Josef, lieber Josef mein
Endlich! Endlich ist Josef einmal die Hauptfigur. Wenigstens heute. In ein paar Tagen wird er als Krippenfigur wie sein eigener Großvater im Stall stehen. Alt. Ziemlich alt. So alt, dass wir mit einem blinzelnden Auge nach Maria schauen, wie sie sich in den verlieben konnte. Die beiden sind doch verlobt. Sie wohnen noch nicht zusammen. Aber sie träumen von einer gemeinsamen Zukunft.

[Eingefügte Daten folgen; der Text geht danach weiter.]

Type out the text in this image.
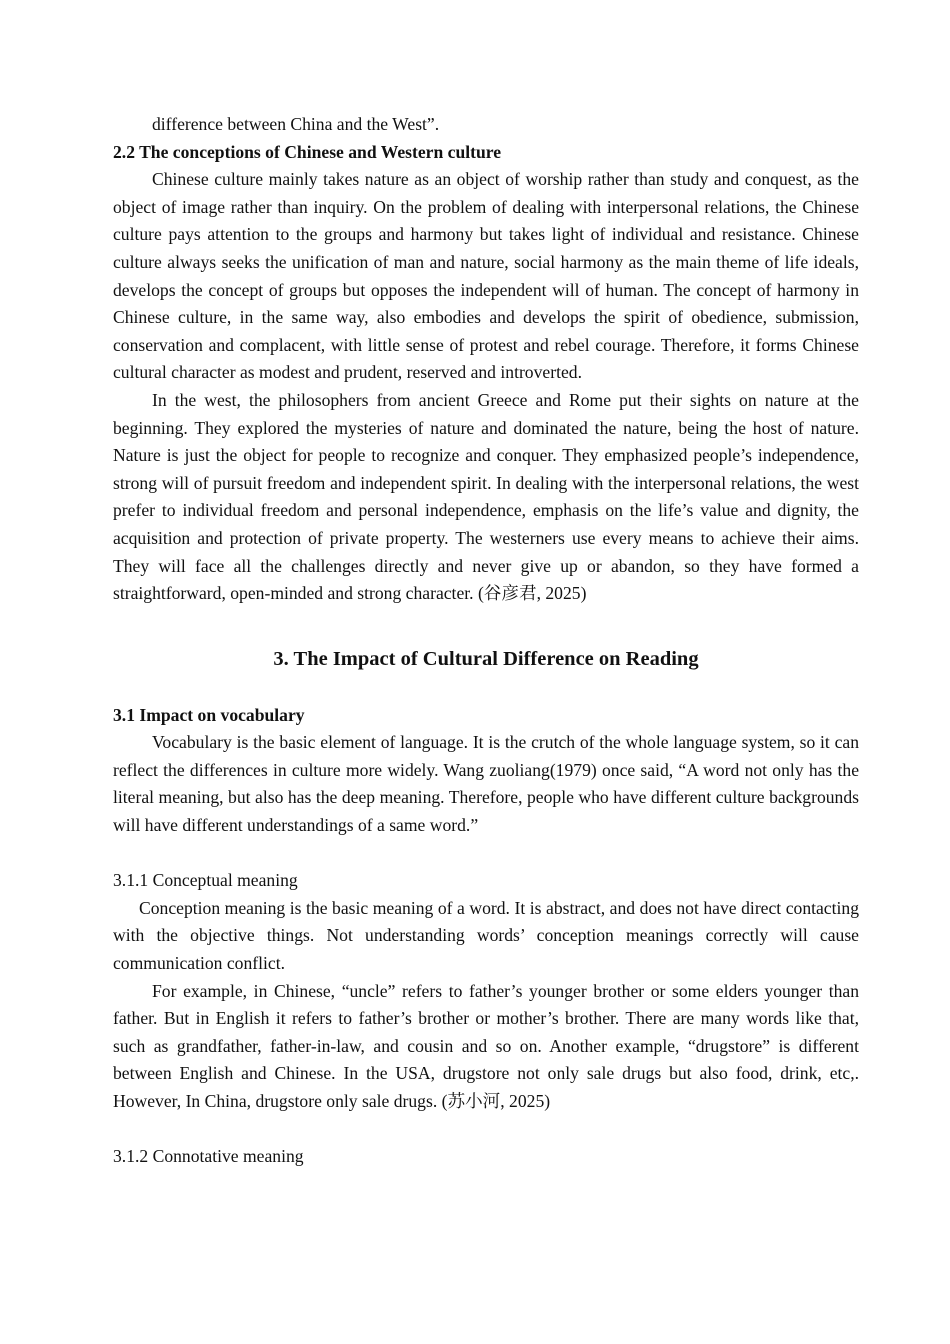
difference between China and the West”.

2.2 The conceptions of Chinese and Western culture

Chinese culture mainly takes nature as an object of worship rather than study and conquest, as the object of image rather than inquiry. On the problem of dealing with interpersonal relations, the Chinese culture pays attention to the groups and harmony but takes light of individual and resistance. Chinese culture always seeks the unification of man and nature, social harmony as the main theme of life ideals, develops the concept of groups but opposes the independent will of human. The concept of harmony in Chinese culture, in the same way, also embodies and develops the spirit of obedience, submission, conservation and complacent, with little sense of protest and rebel courage. Therefore, it forms Chinese cultural character as modest and prudent, reserved and introverted.

In the west, the philosophers from ancient Greece and Rome put their sights on nature at the beginning. They explored the mysteries of nature and dominated the nature, being the host of nature. Nature is just the object for people to recognize and conquer. They emphasized people’s independence, strong will of pursuit freedom and independent spirit. In dealing with the interpersonal relations, the west prefer to individual freedom and personal independence, emphasis on the life’s value and dignity, the acquisition and protection of private property. The westerners use every means to achieve their aims. They will face all the challenges directly and never give up or abandon, so they have formed a straightforward, open-minded and strong character. (谷彦君, 2025)

3. The Impact of Cultural Difference on Reading

3.1 Impact on vocabulary

Vocabulary is the basic element of language. It is the crutch of the whole language system, so it can reflect the differences in culture more widely. Wang zuoliang(1979) once said, “A word not only has the literal meaning, but also has the deep meaning. Therefore, people who have different culture backgrounds will have different understandings of a same word.”

3.1.1 Conceptual meaning

Conception meaning is the basic meaning of a word. It is abstract, and does not have direct contacting with the objective things. Not understanding words’ conception meanings correctly will cause communication conflict.

For example, in Chinese, “uncle” refers to father’s younger brother or some elders younger than father. But in English it refers to father’s brother or mother’s brother. There are many words like that, such as grandfather, father-in-law, and cousin and so on. Another example, “drugstore” is different between English and Chinese. In the USA, drugstore not only sale drugs but also food, drink, etc,. However, In China, drugstore only sale drugs. (苏小河, 2025)

3.1.2 Connotative meaning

Im Hohelied – das ist ein Liebeslied im Alten Testament, in der hebräischen Bibel – wird die Sehnsucht besungen:
„Da – die Stimme meines Freundes!
Er ist’s. Er kommt!
Hüpft. Springt.
Wie eine Gazelle, wie ein junger Hirsch.
Da – da steht er schon hinter unsrer Wand .
Sieht durchs Fenster…
Blickt durchs Gitter…
Mein Freund antwortet und spricht zu mir:
Steh auf meine Freundin, meine Schöne,
komm her!“
(Hdl. 2,8f)
Bei Josef hat Maria Herzklopfen. Und Josef ist kein Weg zu weit. Um zu ihr zu kommen. Ob die beiden das Lied kannten? Vielleicht.
Irgendwann fällt es dann aber auf. Maria ist schwanger. Zählen wir eins und eins zusammen, gibt es auch einen Vater. Nur: Josef weiß von nichts. Was mag wohl durch seinen Kopf gehen, sein Herz zerreißen?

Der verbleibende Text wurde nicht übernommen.